Le gouvernement ne perd jamais d’argent. S’il paie plus cher pour un certain nombre de personne, c’est les impôts de toute la population qui augmentera. Payez si ça vous intéresse. Moi je sauterai mon tour merci.

loll gratuité scolaire pour que les plus pauvres puissent s’éduquer. Intéressant. Un pauvre éduqué avec le ventre vide parce que dès qu’il dépassera le seuille de la pauvreté, les impôts s’arrancheront pour tout lui enlevé afin d’éduquer un autre pauvre. Arrêtez de rêver, le pays est pas riche comme vous le pensez. Oui l’argent du pays est mal géré, mais même bien gérée, le pays ne roule pas sur l’or.

Une personne très bien éduqué avec le ventre vide est beaucoup moins rentable et utile qu’une personne moins bien éduqué, mais qui travaille.

Beaucoup ici en on encore beaucoup à apprendre sur le fonctionnement monnétaire d’un pays.

oui dans certains pays les études sont tous gratuites, mais allez voir dans quel condition vit la population.

De plus, quand on regarde le système de santé, il est gratuit et regardez la dette que ça engendre. Une éducation complètement gratuite engendrera également une énorme dette qu’on ne sera plus capable de payer et le domaine scolaire deviendra médiocre.

Arrêtez de penser qu’à vous qu’à vos études et qu’à votre avenir. Pensez aux autres qui viendront après vous.

Instruisez-moi quelqu’un !

Pourquoi ça s’appelle des droits de scolarité ?

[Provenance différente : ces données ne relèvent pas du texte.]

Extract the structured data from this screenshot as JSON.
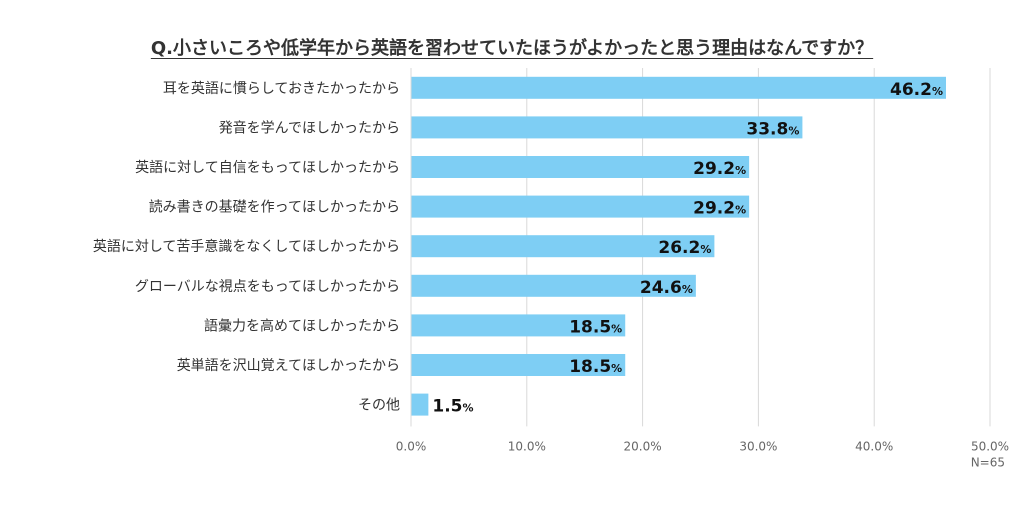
{
  "chart_data": {
    "type": "bar",
    "orientation": "horizontal",
    "title": "Q.小さいころや低学年から英語を習わせていたほうがよかったと思う理由はなんですか？",
    "categories": [
      "耳を英語に慣らしておきたかったから",
      "発音を学んでほしかったから",
      "英語に対して自信をもってほしかったから",
      "読み書きの基礎を作ってほしかったから",
      "英語に対して苦手意識をなくしてほしかったから",
      "グローバルな視点をもってほしかったから",
      "語彙力を高めてほしかったから",
      "英単語を沢山覚えてほしかったから",
      "その他"
    ],
    "values": [
      46.2,
      33.8,
      29.2,
      29.2,
      26.2,
      24.6,
      18.5,
      18.5,
      1.5
    ],
    "value_labels": [
      "46.2",
      "33.8",
      "29.2",
      "29.2",
      "26.2",
      "24.6",
      "18.5",
      "18.5",
      "1.5"
    ],
    "value_unit": "%",
    "xlim": [
      0,
      50
    ],
    "x_ticks": [
      "0.0%",
      "10.0%",
      "20.0%",
      "30.0%",
      "40.0%",
      "50.0%"
    ],
    "x_tick_values": [
      0,
      10,
      20,
      30,
      40,
      50
    ],
    "note": "N=65",
    "grid": true,
    "colors": {
      "bar": "#7ecef4",
      "grid": "#d9d9d9",
      "text": "#333333"
    }
  }
}
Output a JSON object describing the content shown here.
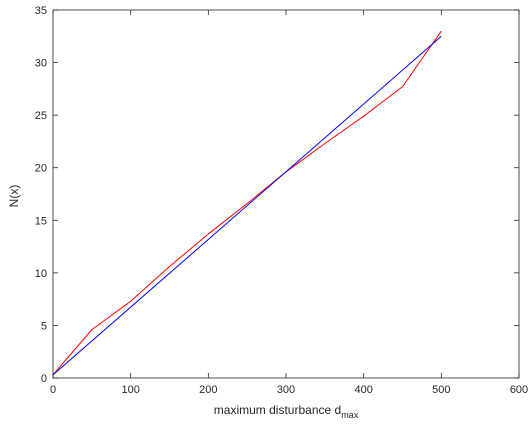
{
  "chart_data": {
    "type": "line",
    "title": "",
    "xlabel": "maximum disturbance d",
    "xlabel_subscript": "max",
    "ylabel": "N(x)",
    "xlim": [
      0,
      600
    ],
    "ylim": [
      0,
      35
    ],
    "xticks": [
      "0",
      "100",
      "200",
      "300",
      "400",
      "500",
      "600"
    ],
    "yticks": [
      "0",
      "5",
      "10",
      "15",
      "20",
      "25",
      "30",
      "35"
    ],
    "grid": false,
    "legend": "none",
    "series": [
      {
        "color": "#ff0000",
        "x": [
          0,
          50,
          100,
          150,
          200,
          250,
          300,
          350,
          400,
          450,
          500
        ],
        "y": [
          0.3,
          4.6,
          7.3,
          10.6,
          13.7,
          16.6,
          19.6,
          22.3,
          24.9,
          27.7,
          33.0
        ]
      },
      {
        "color": "#0000ff",
        "x": [
          0,
          500
        ],
        "y": [
          0.3,
          32.5
        ]
      }
    ]
  }
}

Pourquoi avoir droit à réclamer de notre suite ou pour celle-ci droit de ne pas s’en voir augmenter le montant, au rythme d’une indexation sans question ? Je ne suis pas le suppôt du présent gouvernement dont l’opposition est une parti constitutionnelle.

Ça me semble une question intergénérationnelle sur laquelle je convie Éric Duhaime à s’exprimer.

Un choix de société? OUI.
Le choix d’une éducation gratuite pour tous ceux qui le souhaitent
ET
Le choix d’un système de santé gratuit ouvert à tous.
Je suis une grand-mère d’autant plus fière de tous ces jeunes qui se déplacent pour manifester leur désaccord, qu’elle a été privée de cette solide base qu’était le « cours classique » de son époque uniquement pour des raisons d’argent.

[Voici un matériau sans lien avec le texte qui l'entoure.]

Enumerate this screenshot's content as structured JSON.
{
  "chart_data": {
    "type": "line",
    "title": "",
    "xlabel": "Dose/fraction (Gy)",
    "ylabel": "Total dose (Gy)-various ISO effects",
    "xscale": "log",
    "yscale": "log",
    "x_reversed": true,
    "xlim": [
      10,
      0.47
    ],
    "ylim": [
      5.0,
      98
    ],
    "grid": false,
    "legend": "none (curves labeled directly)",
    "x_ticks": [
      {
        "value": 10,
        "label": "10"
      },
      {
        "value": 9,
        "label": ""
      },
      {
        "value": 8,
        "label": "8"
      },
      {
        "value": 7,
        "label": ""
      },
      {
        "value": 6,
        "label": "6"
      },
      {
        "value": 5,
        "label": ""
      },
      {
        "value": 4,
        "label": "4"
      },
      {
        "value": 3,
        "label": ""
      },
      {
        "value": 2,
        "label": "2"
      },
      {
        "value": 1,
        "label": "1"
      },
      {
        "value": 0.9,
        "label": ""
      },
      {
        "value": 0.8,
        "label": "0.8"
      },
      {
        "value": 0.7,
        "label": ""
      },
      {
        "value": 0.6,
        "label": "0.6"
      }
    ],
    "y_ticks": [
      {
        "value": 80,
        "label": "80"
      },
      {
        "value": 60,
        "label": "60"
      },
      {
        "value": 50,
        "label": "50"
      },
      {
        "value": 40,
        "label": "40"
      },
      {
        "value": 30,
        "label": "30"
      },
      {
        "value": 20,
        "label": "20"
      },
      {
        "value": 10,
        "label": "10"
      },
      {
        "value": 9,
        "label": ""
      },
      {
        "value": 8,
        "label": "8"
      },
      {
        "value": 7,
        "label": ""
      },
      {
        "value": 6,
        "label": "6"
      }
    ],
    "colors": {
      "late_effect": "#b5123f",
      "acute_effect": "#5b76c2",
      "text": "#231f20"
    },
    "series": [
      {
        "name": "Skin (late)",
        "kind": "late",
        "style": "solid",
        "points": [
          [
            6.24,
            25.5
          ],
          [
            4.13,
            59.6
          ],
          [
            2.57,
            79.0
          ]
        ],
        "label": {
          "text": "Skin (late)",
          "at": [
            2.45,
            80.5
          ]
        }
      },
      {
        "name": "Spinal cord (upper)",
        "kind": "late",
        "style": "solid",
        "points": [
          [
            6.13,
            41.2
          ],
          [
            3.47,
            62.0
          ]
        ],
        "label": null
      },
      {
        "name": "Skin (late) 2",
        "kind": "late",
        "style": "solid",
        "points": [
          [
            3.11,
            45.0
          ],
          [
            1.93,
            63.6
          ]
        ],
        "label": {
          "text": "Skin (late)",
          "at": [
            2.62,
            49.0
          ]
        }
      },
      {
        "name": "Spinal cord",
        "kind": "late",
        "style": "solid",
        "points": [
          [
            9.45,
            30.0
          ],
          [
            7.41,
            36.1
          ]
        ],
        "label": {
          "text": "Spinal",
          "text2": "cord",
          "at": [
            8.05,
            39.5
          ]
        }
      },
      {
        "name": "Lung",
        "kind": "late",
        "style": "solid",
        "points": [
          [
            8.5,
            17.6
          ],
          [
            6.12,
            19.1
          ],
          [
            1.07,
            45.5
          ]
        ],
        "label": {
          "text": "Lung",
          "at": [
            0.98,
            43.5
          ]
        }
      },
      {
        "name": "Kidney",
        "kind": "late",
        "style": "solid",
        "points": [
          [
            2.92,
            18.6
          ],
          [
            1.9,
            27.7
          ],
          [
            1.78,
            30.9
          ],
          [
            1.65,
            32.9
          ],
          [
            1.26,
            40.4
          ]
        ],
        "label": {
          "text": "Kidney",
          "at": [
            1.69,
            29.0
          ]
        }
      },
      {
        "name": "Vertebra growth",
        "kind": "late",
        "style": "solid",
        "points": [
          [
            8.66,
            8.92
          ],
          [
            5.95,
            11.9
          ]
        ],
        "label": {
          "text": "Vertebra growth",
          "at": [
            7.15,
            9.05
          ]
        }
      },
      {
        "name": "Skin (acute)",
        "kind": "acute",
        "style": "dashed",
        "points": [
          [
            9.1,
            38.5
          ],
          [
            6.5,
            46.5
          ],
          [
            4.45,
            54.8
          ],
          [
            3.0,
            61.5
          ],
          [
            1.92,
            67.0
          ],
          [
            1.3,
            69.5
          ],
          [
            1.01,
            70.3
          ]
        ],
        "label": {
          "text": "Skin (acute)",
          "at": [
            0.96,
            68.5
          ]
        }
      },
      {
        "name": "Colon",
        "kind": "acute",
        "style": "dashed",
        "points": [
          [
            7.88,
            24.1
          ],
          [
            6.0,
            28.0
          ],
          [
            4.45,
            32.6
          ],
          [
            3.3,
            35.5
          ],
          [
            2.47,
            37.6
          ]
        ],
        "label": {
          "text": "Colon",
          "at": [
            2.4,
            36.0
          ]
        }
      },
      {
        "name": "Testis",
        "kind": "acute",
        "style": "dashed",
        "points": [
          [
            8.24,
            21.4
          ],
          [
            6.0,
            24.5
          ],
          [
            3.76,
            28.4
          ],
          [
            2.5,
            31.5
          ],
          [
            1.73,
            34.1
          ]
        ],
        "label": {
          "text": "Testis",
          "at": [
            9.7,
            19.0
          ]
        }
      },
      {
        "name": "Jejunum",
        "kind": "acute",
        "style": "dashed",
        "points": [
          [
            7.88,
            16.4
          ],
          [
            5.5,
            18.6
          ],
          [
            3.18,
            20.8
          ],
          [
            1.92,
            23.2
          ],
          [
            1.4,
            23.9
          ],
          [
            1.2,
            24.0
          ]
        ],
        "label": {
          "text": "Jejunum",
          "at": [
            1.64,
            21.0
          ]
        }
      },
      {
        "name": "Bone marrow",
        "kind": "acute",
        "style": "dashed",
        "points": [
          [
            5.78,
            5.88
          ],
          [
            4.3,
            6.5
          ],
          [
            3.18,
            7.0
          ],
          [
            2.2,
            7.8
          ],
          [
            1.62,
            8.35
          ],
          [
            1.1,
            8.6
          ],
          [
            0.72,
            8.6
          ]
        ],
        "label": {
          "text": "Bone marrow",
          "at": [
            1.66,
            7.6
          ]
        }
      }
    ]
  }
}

Différent pays, différentes valeurs… Mais j’avoue être charmé chaque fois que je vois à la télévision de France des gens peu fortunés, mais qui possèdent une éducation remarquable. Des gens fiers et, il me semble, heureux. Au Québec, pauvreté et misère vont toujours de pair avec ignorance. Est-ce un choix de société que nous voulons perpétuer?

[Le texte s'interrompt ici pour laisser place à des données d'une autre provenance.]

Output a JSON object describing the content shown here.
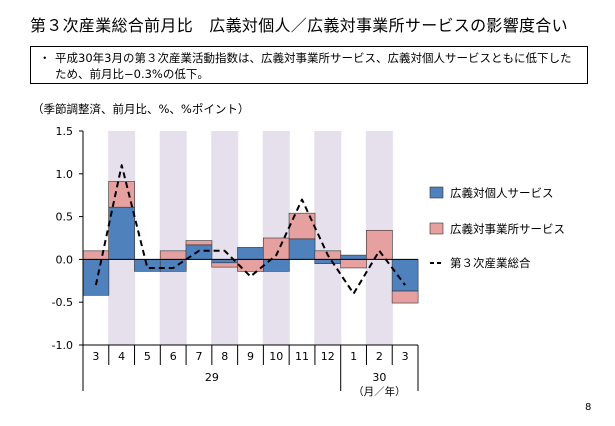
{
  "page": {
    "title": "第３次産業総合前月比　広義対個人／広義対事業所サービスの影響度合い",
    "bullet": "・",
    "note": "平成30年3月の第３次産業活動指数は、広義対事業所サービス、広義対個人サービスともに低下したため、前月比−0.3%の低下。",
    "unit_note": "（季節調整済、前月比、%、%ポイント）",
    "page_number": "8"
  },
  "chart_data": {
    "type": "bar",
    "subtype": "stacked bar with line",
    "categories": [
      "3",
      "4",
      "5",
      "6",
      "7",
      "8",
      "9",
      "10",
      "11",
      "12",
      "1",
      "2",
      "3"
    ],
    "year_labels": [
      "29",
      "30"
    ],
    "xlabel": "（月／年）",
    "ylabel": "（季節調整済、前月比、%、%ポイント）",
    "ylim": [
      -1.0,
      1.5
    ],
    "yticks": [
      "1.5",
      "1.0",
      "0.5",
      "0.0",
      "-0.5",
      "-1.0"
    ],
    "shaded_categories": [
      "4",
      "6",
      "8",
      "10",
      "12",
      "2"
    ],
    "legend_position": "right",
    "series": [
      {
        "name": "広義対個人サービス",
        "kind": "bar",
        "color": "#4F81BD",
        "values": [
          -0.42,
          0.61,
          -0.14,
          -0.14,
          0.17,
          -0.04,
          0.14,
          -0.14,
          0.24,
          -0.05,
          0.05,
          0.0,
          -0.37
        ]
      },
      {
        "name": "広義対事業所サービス",
        "kind": "bar",
        "color": "#E6A0A0",
        "values": [
          0.1,
          0.3,
          0.0,
          0.1,
          0.05,
          -0.05,
          -0.14,
          0.25,
          0.3,
          0.1,
          -0.1,
          0.34,
          -0.14
        ]
      },
      {
        "name": "第３次産業総合",
        "kind": "line",
        "color": "#000000",
        "values": [
          -0.3,
          1.1,
          -0.1,
          -0.1,
          0.1,
          0.1,
          -0.2,
          0.05,
          0.7,
          0.05,
          -0.4,
          0.1,
          -0.3
        ]
      }
    ]
  }
}
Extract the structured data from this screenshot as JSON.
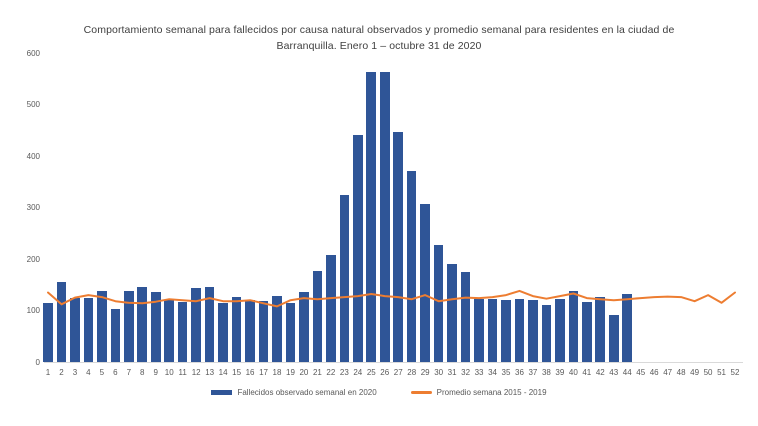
{
  "title": "Comportamiento semanal para fallecidos por causa natural observados y promedio semanal para residentes en la ciudad de Barranquilla. Enero 1 – octubre 31 de 2020",
  "colors": {
    "bar": "#2F5597",
    "line": "#ED7D31",
    "title_text": "#3f3f3f",
    "axis_text": "#595959",
    "axis_line": "#d9d9d9",
    "background": "#ffffff"
  },
  "chart_data": {
    "type": "bar",
    "title": "Comportamiento semanal para fallecidos por causa natural observados y promedio semanal para residentes en la ciudad de Barranquilla. Enero 1 – octubre 31 de 2020",
    "xlabel": "",
    "ylabel": "",
    "ylim": [
      0,
      600
    ],
    "yticks": [
      0,
      100,
      200,
      300,
      400,
      500,
      600
    ],
    "grid": false,
    "legend_position": "bottom",
    "categories": [
      1,
      2,
      3,
      4,
      5,
      6,
      7,
      8,
      9,
      10,
      11,
      12,
      13,
      14,
      15,
      16,
      17,
      18,
      19,
      20,
      21,
      22,
      23,
      24,
      25,
      26,
      27,
      28,
      29,
      30,
      31,
      32,
      33,
      34,
      35,
      36,
      37,
      38,
      39,
      40,
      41,
      42,
      43,
      44,
      45,
      46,
      47,
      48,
      49,
      50,
      51,
      52
    ],
    "series": [
      {
        "name": "Fallecidos observado semanal en 2020",
        "type": "bar",
        "color": "#2F5597",
        "values": [
          115,
          155,
          125,
          125,
          138,
          103,
          137,
          145,
          136,
          120,
          117,
          144,
          146,
          114,
          127,
          121,
          119,
          128,
          114,
          135,
          177,
          207,
          324,
          440,
          563,
          563,
          447,
          370,
          307,
          228,
          190,
          175,
          123,
          123,
          121,
          122,
          121,
          110,
          122,
          138,
          117,
          126,
          92,
          133,
          null,
          null,
          null,
          null,
          null,
          null,
          null,
          null
        ]
      },
      {
        "name": "Promedio semana 2015 - 2019",
        "type": "line",
        "color": "#ED7D31",
        "values": [
          135,
          112,
          125,
          130,
          126,
          118,
          115,
          114,
          117,
          122,
          120,
          118,
          124,
          118,
          118,
          120,
          114,
          108,
          120,
          124,
          122,
          124,
          126,
          128,
          132,
          128,
          126,
          122,
          130,
          118,
          122,
          125,
          124,
          126,
          130,
          138,
          128,
          123,
          128,
          133,
          124,
          122,
          120,
          122,
          124,
          126,
          127,
          126,
          118,
          130,
          115,
          135
        ]
      }
    ]
  }
}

Je ne comprends pas les étudiants, je connais un couple vivant conjoint de fait dont la conjointe
paie 2500$ de frais de scol.mais lorsque l’on fait l’impot ca ne coute rien car ils recoivent des crédits d’impots transférés a celui qui travaille(40000$)annuel.En résumé selon cette exemple ce couple qui vit ensemble ne paie pas une cenne d’impot car l’impot payés est remboursé.
Il leurs reste une balance reportable de crédits.
Je suis tout a fait d’accord avec cette hausse.
Personne ne parle des crédits généreux qu’ils recoivent qui annule les frais a l’impot et ces credits sont cumulés et donnent des deductions d’impots tres importantes lorsque l’étudiant arrive sur le marché du travail.